O filme-concerto demonstra o limite dessa relação de modo interessante. Dean pode introduzir o longa, enquadrar o título e moldar a identidade ao redor, mas não consegue explicar visualmente uma peça como «Close to the Edge» quando os músicos começam a tocar. O palco precisa criar sua própria lógica por meio de luz, movimento e interação instrumental.
Isso impede Yessongs de virar uma ilustração fantástica com filmagem de show por baixo. As pinturas sugerem o espaço mental ampliado associado ao Yes, enquanto a performance lembra que o som nasce de um processo muito físico, com instrumentos pesados, cabos, amplificadores e pessoas concentradas sob a iluminação.
Esse equilíbrio é uma das razões pelas quais o filme continua mais valioso do que sua reputação técnica poderia sugerir. Ele preserva os dois lados do Yes clássico: o mundo imaginado e o trabalho necessário para torná-lo audível.

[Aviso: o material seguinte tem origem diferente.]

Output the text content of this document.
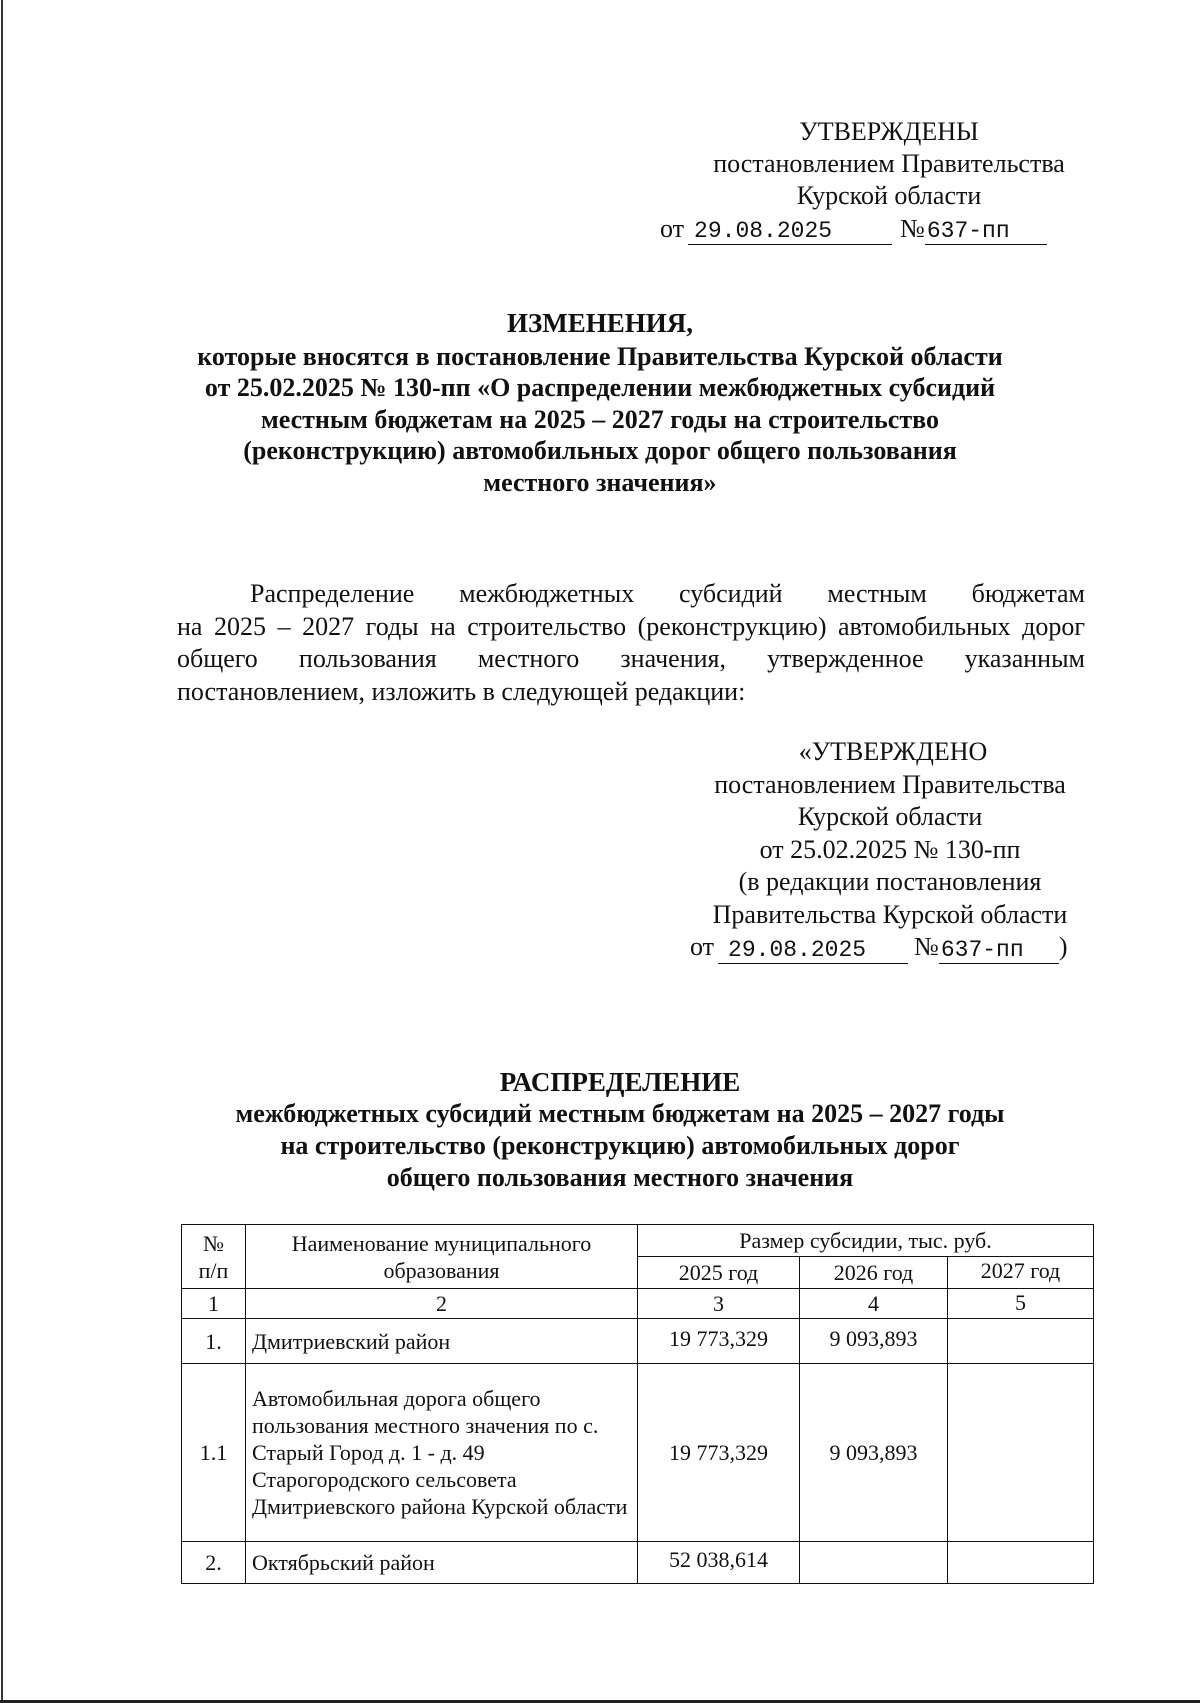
УТВЕРЖДЕНЫ
постановлением Правительства
Курской области
от 29.08.2025	№ 637-пп
ИЗМЕНЕНИЯ,
которые вносятся в постановление Правительства Курской области
от 25.02.2025 № 130-пп «О распределении межбюджетных субсидий
местным бюджетам на 2025 – 2027 годы на строительство
(реконструкцию) автомобильных дорог общего пользования
местного значения»
Распределение межбюджетных субсидий местным бюджетам
на 2025 – 2027 годы на строительство (реконструкцию) автомобильных дорог общего пользования местного значения, утвержденное указанным постановлением, изложить в следующей редакции:
«УТВЕРЖДЕНО
постановлением Правительства
Курской области
от 25.02.2025 № 130-пп
(в редакции постановления
Правительства Курской области
от 29.08.2025	№ 637-пп	)
РАСПРЕДЕЛЕНИЕ
межбюджетных субсидий местным бюджетам на 2025 – 2027 годы
на строительство (реконструкцию) автомобильных дорог
общего пользования местного значения
№
п/п	Наименование муниципального образования	Размер субсидии, тыс. руб.		
		2025 год	2026 год	2027 год
1	2	3	4	5
1.	Дмитриевский район	19 773,329	9 093,893	
1.1	Автомобильная дорога общего пользования местного значения по с. Старый Город д. 1 - д. 49 Старогородского сельсовета Дмитриевского района Курской области	19 773,329	9 093,893	
2.	Октябрьский район	52 038,614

Um lançamento de 1975 olhando apenas três anos para trás
O filme só chegou aos cinemas em 1975, quando o Yes já passara por Tales from Topographic Oceans, pela primeira saída de Rick Wakeman, por Relayer e por outra grande mudança sonora. Três anos eram pouco no calendário, mas muito no rock progressivo do começo dos anos 1970.
Assim, Yessongs já era quase um arquivo ao estrear. Preservava uma formação e um repertório associados a uma fase que a banda já havia complicado com álbuns posteriores. Essa distância só cresceu. Hoje o filme pode ser visto sem decidir se 1972 foi um auge artístico, pois seu valor documental independe de qualquer ranking.
Ele mostra o Yes num dos momentos em que o rock progressivo tinha confiança suficiente para transformar a própria complexidade em espetáculo popular. Os arranjos são longos, a técnica instrumental fica exposta e há poucos sinais de que o grupo se sinta obrigado a comprimir a música para a câmera.
Para uma Screening Room centrada na história da música progressiva, isso faz de Yessongs menos um extra opcional para fãs e mais uma fonte visual primária.
Nota para assistir e colecionar
Listagens modernas de plataformas costumam indicar cerca de 71–72 minutos, enquanto referências históricas de aproximadamente 75–76 minutos também existem. A edição restaurada deve ser identificada por duração e fonte exatas, e o filme Yessongs precisa permanecer ligado separadamente do álbum triplo ao vivo de 1973, sem ser descrito como sua trilha visual direta.